Anyway – a few months after the carving was rediscovered, Phil Reeder (1990) wrote:
“After a visit to the Tree of Life stone…a cursory inspection by the NEM Group was made on nearby rock outcrops, part of which showed evidence of recent exposure due to soil erosion.
“One stone in particular stood out as five shallow cups and associated rings could be discerned. When cleaned, it became apparent that further carvings extended beneath a thin eroding soil layer. When this layer was cleared, a complex set of carvings were revealed.
“Only preliminary work at the site has been carried out to date, but it appears that the carvings comprise of at least 28 cups, 13 of which have associated rings; several of the cups are linked by gutters forming an intricate design, one gutter part enclosing 11 cups. The carvings on the lower edge of the stone have weathered badly and are difficult to interpret.”
Reeder’s amateur description is a good one. Certainly more accurate than the subsequent one by Boughey & Vickerman (2003):
“Large rock of coarse grit whose surface slopes with the hill. About forty cups, some large, many with single rings, and many curving grooves, the whole forming a remarkable, complex design.”
We can see in the respective drawings by both Reeder (left) and Boughey & Vickerman (right) that some elements which should have been included in the ‘official’ drawing were missed, yet had been accurately included in the earlier ‘preliminary’ drawing, as Mr Reeder put it. I hope that readers will forgive me pointing out these seemingly minor elements; but I do it to illustrate the ineffectiveness of more recent rock art students who are gaining the title of ‘experts’ in this field. It’s important to recognise that, in this field of study, “experts” are few and far between indeed… I’ve certainly yet to meet any!
The carving is mentioned briefly in Beckensall’s (1999) introductory study, with little comment. But of note here is not only the curious linear feature running between two cup-and-rings, but the position of the stone in the landscape. For if you sit either upon or next to this carving, you are looking east straight across the gorgeous Fewston valley directly at the prominent wooded hill of Sword Point. As it slopes down into the present-day greenery of fields and scattered woods, the Wharfe Valley spreads out to the distant east and, as the sun rises and scatters its rays onto the wet morning stone here, the design on the rock awakens with much greater visual lucidity than that which our daytime eyes bestow to us.
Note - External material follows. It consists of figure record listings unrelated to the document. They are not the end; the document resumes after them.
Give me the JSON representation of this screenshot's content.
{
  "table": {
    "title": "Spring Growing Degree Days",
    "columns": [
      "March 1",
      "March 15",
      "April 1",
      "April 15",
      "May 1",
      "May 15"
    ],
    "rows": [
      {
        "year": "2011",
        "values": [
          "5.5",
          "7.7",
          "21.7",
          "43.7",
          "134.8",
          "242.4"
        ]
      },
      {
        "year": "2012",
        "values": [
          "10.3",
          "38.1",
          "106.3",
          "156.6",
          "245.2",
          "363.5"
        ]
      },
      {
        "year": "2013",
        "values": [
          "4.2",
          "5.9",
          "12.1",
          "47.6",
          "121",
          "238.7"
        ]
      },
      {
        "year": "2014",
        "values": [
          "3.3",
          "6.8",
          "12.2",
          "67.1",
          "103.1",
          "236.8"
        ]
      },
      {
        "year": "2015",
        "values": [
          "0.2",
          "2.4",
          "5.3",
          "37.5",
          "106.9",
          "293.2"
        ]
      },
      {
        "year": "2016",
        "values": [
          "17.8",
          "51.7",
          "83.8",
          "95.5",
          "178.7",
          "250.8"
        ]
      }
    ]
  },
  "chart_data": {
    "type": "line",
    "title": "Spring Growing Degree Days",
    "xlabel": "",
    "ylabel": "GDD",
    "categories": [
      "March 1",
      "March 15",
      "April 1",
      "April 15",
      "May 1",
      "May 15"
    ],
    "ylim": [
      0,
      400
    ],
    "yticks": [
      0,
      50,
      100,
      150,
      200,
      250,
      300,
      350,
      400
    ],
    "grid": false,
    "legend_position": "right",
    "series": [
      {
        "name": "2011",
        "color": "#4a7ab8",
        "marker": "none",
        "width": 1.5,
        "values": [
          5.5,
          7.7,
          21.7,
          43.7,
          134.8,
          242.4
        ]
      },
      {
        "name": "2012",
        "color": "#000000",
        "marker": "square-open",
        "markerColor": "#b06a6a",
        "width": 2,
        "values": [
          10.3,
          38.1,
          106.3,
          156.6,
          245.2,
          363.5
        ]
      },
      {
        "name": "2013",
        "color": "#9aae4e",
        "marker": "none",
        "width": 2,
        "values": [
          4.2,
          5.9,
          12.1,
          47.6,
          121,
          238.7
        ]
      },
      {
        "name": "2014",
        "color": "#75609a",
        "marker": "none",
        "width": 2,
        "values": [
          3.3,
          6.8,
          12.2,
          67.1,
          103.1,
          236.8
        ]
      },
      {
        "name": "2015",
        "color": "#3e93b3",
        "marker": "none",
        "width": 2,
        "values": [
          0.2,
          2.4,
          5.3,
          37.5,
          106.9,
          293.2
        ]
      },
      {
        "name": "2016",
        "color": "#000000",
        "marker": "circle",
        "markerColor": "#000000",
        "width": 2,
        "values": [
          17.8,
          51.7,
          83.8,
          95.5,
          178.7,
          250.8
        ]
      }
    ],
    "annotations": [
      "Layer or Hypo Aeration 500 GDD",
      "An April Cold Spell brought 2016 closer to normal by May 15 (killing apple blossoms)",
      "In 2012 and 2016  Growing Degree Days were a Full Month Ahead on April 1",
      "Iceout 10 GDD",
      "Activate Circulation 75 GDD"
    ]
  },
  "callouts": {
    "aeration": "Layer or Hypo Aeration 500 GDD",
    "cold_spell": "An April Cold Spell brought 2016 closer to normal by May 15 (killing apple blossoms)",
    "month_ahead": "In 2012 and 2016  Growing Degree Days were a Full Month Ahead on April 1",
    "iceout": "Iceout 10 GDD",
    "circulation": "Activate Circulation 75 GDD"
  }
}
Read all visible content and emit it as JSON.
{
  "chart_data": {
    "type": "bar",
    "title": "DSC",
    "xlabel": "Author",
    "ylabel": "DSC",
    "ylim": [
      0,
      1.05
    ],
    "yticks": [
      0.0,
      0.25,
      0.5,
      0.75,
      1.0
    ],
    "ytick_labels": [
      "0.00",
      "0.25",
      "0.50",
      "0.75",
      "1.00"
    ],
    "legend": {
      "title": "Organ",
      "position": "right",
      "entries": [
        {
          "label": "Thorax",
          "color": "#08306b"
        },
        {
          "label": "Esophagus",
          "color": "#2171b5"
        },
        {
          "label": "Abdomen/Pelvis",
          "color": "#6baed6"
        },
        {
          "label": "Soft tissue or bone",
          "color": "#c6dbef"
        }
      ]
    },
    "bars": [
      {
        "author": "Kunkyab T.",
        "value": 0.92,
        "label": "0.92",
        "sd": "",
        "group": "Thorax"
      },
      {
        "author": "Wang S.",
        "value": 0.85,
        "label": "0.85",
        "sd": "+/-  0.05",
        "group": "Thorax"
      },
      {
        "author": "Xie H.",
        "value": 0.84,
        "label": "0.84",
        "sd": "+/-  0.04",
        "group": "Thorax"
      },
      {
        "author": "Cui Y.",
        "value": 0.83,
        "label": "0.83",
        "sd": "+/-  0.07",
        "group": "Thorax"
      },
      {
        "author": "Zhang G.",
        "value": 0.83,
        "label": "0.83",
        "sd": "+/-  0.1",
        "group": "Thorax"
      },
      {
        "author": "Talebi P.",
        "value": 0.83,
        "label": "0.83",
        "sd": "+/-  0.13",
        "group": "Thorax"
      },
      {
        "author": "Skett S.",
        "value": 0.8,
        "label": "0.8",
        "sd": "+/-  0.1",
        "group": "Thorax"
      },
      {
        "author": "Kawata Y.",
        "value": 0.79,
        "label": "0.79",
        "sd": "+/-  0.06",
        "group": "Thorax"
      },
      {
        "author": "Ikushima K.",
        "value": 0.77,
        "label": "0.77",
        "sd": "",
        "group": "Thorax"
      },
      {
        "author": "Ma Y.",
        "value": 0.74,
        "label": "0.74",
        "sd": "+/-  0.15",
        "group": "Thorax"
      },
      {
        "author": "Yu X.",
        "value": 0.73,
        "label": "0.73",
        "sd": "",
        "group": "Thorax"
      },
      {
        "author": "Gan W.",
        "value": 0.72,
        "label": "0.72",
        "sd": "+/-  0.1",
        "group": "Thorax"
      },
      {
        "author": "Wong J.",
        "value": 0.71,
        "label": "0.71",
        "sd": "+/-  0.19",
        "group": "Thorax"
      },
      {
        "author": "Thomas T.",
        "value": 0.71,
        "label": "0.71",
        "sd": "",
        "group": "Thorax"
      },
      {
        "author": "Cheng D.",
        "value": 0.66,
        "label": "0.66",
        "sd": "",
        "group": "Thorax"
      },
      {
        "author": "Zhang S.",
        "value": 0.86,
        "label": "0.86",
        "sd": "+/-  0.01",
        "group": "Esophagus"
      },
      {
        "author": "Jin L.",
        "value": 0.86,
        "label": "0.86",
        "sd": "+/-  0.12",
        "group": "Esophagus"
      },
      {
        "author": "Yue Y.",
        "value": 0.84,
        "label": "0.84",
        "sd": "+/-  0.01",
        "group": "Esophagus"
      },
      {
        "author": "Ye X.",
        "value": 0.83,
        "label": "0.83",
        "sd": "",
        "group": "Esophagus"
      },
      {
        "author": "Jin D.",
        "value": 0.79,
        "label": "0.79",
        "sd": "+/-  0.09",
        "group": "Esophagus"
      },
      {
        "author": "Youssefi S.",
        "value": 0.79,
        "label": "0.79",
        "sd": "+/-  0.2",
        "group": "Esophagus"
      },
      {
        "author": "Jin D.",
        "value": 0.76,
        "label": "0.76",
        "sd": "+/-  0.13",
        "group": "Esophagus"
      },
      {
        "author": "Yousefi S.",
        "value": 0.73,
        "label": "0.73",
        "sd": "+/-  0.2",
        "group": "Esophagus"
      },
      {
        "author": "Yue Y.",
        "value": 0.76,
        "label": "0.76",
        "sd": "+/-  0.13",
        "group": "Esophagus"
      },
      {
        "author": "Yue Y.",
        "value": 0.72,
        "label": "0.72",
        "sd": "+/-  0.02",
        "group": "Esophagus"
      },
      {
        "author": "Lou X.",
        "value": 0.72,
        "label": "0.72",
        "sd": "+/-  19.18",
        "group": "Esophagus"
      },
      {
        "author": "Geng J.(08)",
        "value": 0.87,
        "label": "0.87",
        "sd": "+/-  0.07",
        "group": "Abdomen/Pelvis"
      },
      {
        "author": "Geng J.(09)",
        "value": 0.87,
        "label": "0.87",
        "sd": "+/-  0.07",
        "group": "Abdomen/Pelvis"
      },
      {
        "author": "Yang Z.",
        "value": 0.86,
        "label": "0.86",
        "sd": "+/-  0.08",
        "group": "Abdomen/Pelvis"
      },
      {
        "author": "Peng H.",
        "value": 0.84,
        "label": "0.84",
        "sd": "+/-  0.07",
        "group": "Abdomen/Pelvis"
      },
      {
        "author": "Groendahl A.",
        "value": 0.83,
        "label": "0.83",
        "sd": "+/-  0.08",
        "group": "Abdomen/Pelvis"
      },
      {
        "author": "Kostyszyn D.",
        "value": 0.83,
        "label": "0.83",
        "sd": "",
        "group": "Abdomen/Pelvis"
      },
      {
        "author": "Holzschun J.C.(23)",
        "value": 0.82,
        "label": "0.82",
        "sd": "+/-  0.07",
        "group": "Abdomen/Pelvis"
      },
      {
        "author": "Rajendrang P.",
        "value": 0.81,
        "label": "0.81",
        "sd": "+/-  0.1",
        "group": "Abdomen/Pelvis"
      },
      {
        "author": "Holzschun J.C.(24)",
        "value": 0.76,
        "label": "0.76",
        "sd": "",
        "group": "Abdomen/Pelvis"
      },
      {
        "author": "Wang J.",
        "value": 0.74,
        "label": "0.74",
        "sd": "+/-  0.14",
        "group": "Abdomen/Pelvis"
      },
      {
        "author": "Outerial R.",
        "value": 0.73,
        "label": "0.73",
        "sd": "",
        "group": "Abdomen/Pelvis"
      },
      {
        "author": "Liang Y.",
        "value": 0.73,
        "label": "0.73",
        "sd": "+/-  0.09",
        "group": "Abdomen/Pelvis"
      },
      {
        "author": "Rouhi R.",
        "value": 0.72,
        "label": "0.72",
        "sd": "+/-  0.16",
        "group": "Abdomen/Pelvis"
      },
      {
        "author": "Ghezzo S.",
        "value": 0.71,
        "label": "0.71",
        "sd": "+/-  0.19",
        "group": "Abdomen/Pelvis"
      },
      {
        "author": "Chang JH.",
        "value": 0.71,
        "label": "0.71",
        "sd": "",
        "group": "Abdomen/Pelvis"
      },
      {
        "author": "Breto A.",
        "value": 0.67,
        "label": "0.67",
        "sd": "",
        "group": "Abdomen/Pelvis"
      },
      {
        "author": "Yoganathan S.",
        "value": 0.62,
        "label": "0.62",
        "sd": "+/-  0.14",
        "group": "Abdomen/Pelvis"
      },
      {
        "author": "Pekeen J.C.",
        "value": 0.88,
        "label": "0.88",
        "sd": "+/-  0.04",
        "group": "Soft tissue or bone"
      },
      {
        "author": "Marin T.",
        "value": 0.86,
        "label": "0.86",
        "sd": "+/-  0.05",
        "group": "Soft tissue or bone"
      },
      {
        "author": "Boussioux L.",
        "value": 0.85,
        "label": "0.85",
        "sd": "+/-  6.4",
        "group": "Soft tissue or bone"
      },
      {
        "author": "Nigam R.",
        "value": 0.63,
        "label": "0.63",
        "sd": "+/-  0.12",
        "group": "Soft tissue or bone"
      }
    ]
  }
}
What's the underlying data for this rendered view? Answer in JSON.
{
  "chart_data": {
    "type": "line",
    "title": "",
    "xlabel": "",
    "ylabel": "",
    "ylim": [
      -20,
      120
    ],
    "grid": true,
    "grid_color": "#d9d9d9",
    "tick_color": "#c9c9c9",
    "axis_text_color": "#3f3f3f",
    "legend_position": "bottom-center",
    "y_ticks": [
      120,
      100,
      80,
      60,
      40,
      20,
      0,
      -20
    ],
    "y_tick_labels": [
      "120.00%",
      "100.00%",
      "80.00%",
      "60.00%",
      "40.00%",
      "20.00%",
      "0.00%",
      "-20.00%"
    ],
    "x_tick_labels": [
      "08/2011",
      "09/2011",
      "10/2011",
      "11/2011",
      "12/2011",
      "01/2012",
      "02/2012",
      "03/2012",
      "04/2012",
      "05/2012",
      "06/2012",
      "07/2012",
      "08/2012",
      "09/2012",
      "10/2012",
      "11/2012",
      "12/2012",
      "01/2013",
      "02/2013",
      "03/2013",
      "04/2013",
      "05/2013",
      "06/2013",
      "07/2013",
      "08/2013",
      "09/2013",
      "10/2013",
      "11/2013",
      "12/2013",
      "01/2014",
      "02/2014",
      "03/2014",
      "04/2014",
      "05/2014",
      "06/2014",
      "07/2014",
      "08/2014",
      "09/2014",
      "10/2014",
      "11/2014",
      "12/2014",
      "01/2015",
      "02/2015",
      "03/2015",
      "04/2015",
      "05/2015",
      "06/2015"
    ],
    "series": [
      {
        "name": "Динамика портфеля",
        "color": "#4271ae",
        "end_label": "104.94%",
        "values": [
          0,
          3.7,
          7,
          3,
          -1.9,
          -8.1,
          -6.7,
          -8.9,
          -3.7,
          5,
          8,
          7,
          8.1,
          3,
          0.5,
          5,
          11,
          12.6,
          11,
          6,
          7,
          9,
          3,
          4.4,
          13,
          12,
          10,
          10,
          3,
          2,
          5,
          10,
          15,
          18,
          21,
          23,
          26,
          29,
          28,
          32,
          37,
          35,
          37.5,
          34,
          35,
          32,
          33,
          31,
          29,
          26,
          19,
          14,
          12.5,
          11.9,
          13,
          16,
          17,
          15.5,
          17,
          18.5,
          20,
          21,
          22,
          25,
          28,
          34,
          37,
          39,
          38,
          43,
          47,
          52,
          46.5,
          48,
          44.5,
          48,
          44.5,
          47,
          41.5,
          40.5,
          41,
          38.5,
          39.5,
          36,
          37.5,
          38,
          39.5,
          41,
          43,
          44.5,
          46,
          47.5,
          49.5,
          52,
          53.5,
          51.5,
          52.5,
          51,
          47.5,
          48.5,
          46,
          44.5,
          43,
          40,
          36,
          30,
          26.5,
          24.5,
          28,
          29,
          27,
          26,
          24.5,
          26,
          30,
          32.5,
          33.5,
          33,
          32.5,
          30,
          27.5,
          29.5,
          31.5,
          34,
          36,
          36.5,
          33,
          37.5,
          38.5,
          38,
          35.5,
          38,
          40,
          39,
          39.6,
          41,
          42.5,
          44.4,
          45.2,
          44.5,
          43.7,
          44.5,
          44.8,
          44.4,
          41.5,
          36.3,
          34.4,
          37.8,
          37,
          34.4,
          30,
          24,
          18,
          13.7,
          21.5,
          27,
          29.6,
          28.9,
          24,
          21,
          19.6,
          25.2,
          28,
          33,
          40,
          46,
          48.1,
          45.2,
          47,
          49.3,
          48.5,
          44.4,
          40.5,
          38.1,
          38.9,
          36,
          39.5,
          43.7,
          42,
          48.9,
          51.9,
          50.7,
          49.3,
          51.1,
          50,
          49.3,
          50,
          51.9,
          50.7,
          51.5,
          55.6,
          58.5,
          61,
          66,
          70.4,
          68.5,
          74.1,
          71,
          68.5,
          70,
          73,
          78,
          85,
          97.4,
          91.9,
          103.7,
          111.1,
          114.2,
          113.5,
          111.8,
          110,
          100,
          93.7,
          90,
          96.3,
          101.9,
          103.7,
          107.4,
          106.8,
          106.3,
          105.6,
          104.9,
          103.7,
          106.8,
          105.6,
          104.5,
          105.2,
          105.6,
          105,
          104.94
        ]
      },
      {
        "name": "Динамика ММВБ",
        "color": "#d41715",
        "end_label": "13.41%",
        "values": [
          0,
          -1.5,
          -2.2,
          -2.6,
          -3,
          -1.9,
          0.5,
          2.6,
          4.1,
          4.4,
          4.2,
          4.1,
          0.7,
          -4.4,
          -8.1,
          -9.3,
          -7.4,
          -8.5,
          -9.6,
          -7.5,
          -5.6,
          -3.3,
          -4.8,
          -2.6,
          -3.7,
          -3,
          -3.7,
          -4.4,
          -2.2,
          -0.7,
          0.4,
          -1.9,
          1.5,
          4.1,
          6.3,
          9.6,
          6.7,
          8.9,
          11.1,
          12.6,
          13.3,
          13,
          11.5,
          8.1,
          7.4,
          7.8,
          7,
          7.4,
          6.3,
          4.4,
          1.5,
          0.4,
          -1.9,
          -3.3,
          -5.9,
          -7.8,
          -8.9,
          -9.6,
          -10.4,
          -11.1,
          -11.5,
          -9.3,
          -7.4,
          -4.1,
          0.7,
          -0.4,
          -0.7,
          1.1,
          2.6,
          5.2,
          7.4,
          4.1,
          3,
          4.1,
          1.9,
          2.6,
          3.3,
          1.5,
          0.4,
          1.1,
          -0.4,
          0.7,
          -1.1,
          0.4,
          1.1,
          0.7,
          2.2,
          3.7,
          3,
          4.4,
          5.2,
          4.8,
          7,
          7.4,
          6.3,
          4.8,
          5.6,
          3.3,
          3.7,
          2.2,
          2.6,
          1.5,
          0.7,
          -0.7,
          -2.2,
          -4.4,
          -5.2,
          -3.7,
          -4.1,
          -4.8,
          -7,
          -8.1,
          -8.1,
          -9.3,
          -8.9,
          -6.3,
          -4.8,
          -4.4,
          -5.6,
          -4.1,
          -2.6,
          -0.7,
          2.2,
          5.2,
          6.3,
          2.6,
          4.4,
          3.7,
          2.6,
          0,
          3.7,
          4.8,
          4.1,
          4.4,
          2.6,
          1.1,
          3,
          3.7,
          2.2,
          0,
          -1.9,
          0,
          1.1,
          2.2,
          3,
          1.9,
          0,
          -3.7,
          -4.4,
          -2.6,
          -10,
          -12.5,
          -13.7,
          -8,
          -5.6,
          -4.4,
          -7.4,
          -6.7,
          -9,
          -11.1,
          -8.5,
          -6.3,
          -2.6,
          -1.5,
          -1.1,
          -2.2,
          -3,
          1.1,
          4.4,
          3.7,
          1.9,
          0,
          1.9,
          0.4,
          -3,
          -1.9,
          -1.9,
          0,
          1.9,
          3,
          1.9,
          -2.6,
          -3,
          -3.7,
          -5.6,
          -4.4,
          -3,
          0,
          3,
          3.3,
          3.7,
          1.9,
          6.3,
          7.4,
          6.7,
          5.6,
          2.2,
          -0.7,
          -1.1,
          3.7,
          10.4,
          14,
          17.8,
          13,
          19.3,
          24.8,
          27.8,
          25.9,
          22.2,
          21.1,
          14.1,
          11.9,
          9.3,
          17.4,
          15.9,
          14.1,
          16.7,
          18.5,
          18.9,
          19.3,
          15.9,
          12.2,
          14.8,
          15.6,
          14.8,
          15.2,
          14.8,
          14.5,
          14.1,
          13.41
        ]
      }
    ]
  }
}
In all likelihood, sunrise was an important element in whatever mythic function underscored this curious carving, with its human-like figure rising on its southern side, emerging from the edge of the rock, personifying perhaps the rising solar disc and the living landscape as the daylight breath awoke Earth’s creatures; or maybe it signifies a symbolic group of people gathered together watching the sunrise…
Of course, I’m dreaming…
- Barnett, T. & Sharpe, K. (eds.), Carving a Future for British Rock Art, Oxbow: Oxford 2010.
- Beckensall, Stan, British Prehistoric Rock Art, Tempus: Stroud 1999.
- Boughey, Keith, “The Role of the Amateur in the Study of UK Prehistoric Cup-and-Ring Art,” in Barnett & Sharpe, Oxford 2010.
- Boughey, Keith & Vickerman, E.A., Prehistoric Rock Art of the West Riding, WYAS: Leeds 2003.
- Chappell, Graeme, “North Yorkshire Rock Art – New Discoveries,” in Northern Earth, no.62, 1995.
- Michell, John, The Earth Spirit, Thames & Hudson: London 1975.
- Reeder, Phil, “Snowden Carr Rock Carvings,” in Northern Earth Mysteries, no.40, 1990.
- Wilson, Rob, “Pateley Bridge Gathering,” in Northern Earth Mysteries, 40, 1990.